L'APAISEMENT OU LA DERNIERE CRISE DE JULES MURZI. 2
Scène II
(Même tableau) Les mêmes. Un Prêtre.
LE PRÊTRE. (Qui depuis un instant a entr’ouvert la porte et entendu les dernières paroles de Lapique.)
Qui parle Paradis, dans la maison Lapique ?
L’Église seule a droit à cet usage antique.
LE MARQUIS
Aussi vous laisse-t-on ce droit sans hésiter
Et nul de nous ne songe à vous le, contester…
Le Seigneur de céans est d’ailleurs un athée
Qui se ferait du prêtre une bonne curée…
LE PRÊTRE (sacerdotal)
Celui qui ne craint pas les Ministres de Dieu
Est mûr pour la potence, ou le fer ou le feu…
LE MARQUIS (plaisantin.)
Fichtre !... En ce cas, je plains ce bon ami Lapique
D’être mûr pour le feu, la potence ou la pique ;
Car si ce que tu dis est vrai, mon cher abbé
De l’un de ces fléaux Lapique a mérité !...
Il est, non seulement de croyance coupable,
Mais encor », mais surtout, ce qui le rend pendable
C’est qu’il est démocrate, et de plus… Franc-maçon !... (Il rit)
LE PRÊTRE (congestionné d’indignation)
Franc-maçon ?...
LE MARQUIS
Hélas ! Et de belle façon !...
On le cite en hauts lieux, au Temple et hors du Temple
Comme un de ces héros que l’on donne en exemple
À tous les communaux de ce monde spécial
Qui prétend rénover le vieil état social…
C’est un fou… mais un fou que pour ma part j’estime
Parce qu’il est sincère et simplement victime
De ses opinions ! Je suis sûr que son cœur
Les regarde plutôt avec un air moqueur…
Mais il est abusé par les chimères folles
Qui remplissent si bien ce siècle de paroles !...
LE PRÊTRE
En effet, maintenant c’est la mode du jour :
On nourrit ce bon peuple avec de beaux discours ;
On lui fait entrevoir les rêves chimériques
(solennel)
Des écoles sans Dieu, des maîtres sans vertus
Voilà ce que l’on donne aux enfants de Jésus !
(Extatique et invocateur)
Hélas ! Pourquoi, mon Dieu, gardez-vous vos miracles ?
N’est-il pas temps encor d’arrêter la débâcle
De tout ce qui fut grand et beau dans ce pays ?
Voyez dans quel état les francs-maçons l’ont mis !...

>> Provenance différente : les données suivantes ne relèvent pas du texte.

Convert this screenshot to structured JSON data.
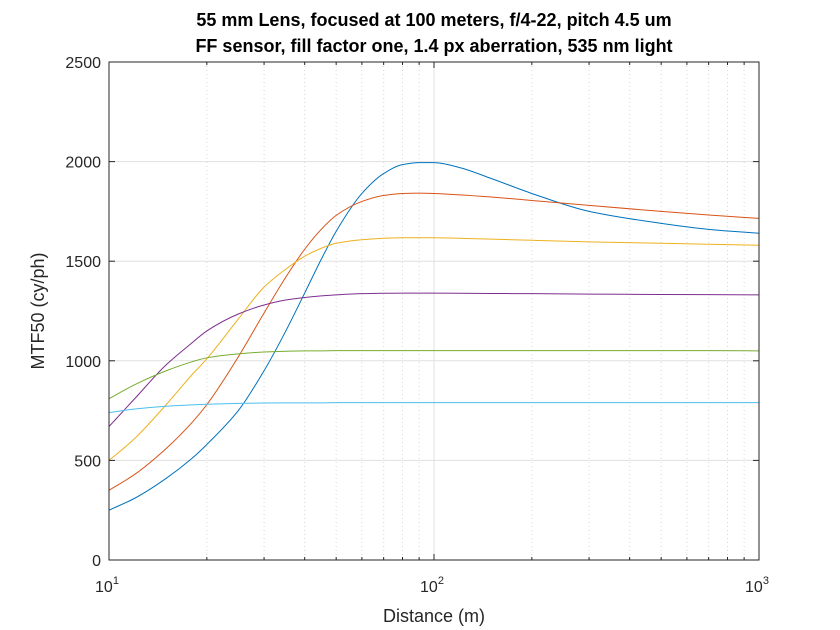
{
  "chart_data": {
    "type": "line",
    "title": "55 mm Lens, focused at 100 meters, f/4-22, pitch 4.5 um",
    "subtitle": "FF sensor, fill factor one, 1.4 px aberration, 535 nm light",
    "xlabel": "Distance (m)",
    "ylabel": "MTF50 (cy/ph)",
    "x_scale": "log",
    "xlim": [
      10,
      1000
    ],
    "ylim": [
      0,
      2500
    ],
    "x_ticks": [
      {
        "base": "10",
        "exp": "1"
      },
      {
        "base": "10",
        "exp": "2"
      },
      {
        "base": "10",
        "exp": "3"
      }
    ],
    "y_ticks": [
      "0",
      "500",
      "1000",
      "1500",
      "2000",
      "2500"
    ],
    "grid": true,
    "x": [
      10,
      12,
      15,
      18,
      20,
      25,
      30,
      35,
      40,
      45,
      50,
      60,
      70,
      80,
      90,
      100,
      120,
      150,
      200,
      300,
      500,
      700,
      1000
    ],
    "series": [
      {
        "color": "#0072BD",
        "values": [
          250,
          310,
          410,
          510,
          580,
          750,
          950,
          1150,
          1340,
          1510,
          1650,
          1840,
          1940,
          1985,
          1995,
          1995,
          1970,
          1915,
          1840,
          1750,
          1690,
          1660,
          1640
        ]
      },
      {
        "color": "#D95319",
        "values": [
          350,
          430,
          560,
          690,
          780,
          1020,
          1240,
          1420,
          1560,
          1660,
          1730,
          1800,
          1830,
          1840,
          1842,
          1840,
          1833,
          1822,
          1805,
          1780,
          1750,
          1732,
          1715
        ]
      },
      {
        "color": "#EDB120",
        "values": [
          500,
          610,
          780,
          930,
          1010,
          1210,
          1370,
          1460,
          1525,
          1565,
          1590,
          1608,
          1615,
          1618,
          1618,
          1618,
          1615,
          1611,
          1605,
          1597,
          1590,
          1585,
          1580
        ]
      },
      {
        "color": "#7E2F8E",
        "values": [
          670,
          810,
          980,
          1090,
          1150,
          1235,
          1280,
          1305,
          1318,
          1326,
          1331,
          1337,
          1339,
          1340,
          1340,
          1340,
          1339,
          1338,
          1337,
          1335,
          1333,
          1332,
          1331
        ]
      },
      {
        "color": "#77AC30",
        "values": [
          810,
          880,
          950,
          995,
          1015,
          1035,
          1044,
          1048,
          1050,
          1050,
          1051,
          1051,
          1051,
          1051,
          1051,
          1051,
          1051,
          1051,
          1051,
          1051,
          1051,
          1051,
          1050
        ]
      },
      {
        "color": "#4DBEEE",
        "values": [
          740,
          758,
          772,
          779,
          782,
          786,
          788,
          789,
          789,
          789,
          790,
          790,
          790,
          790,
          790,
          790,
          790,
          790,
          790,
          790,
          790,
          790,
          790
        ]
      }
    ]
  }
}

N’aurez-vous pas pitié de vos sujets fidèles
Qui, pour servir vos lois, ont usé tout leur zèle,
Qui, pour vous, ont souffert, et, pour vous ont versé
Tous les pleurs de leurs yeux, à présent desséchés ?...
O. Dieu, mon Dieu clément ! Dieu de miséricorde.
Exauce enfin mes vœux !...
LAPIQUE (désignant le prêtre et le Marquis.)
Donne-leur une corde
Pour qu’ils aillent tous deux se pendre aux clous prochains
Et m’épargner, à moi, d’entendre leurs refrains…
(Regardant les spectateurs)
Sont-ils beaux, mes amis, le Marquis et le Prêtre !...
Dois-je rire, ou bien les flanquer par la fenêtre ?...
Riaient-ils en parlant ?... Étaient-ils sérieux ?...
Sont-ce bien mes amis que j’ai devant les yeux ?
Hé quoi ! C’est donc ainsi que l’amitié se paie ?
Ne pouvant me convaincre, on me traîne à la claie !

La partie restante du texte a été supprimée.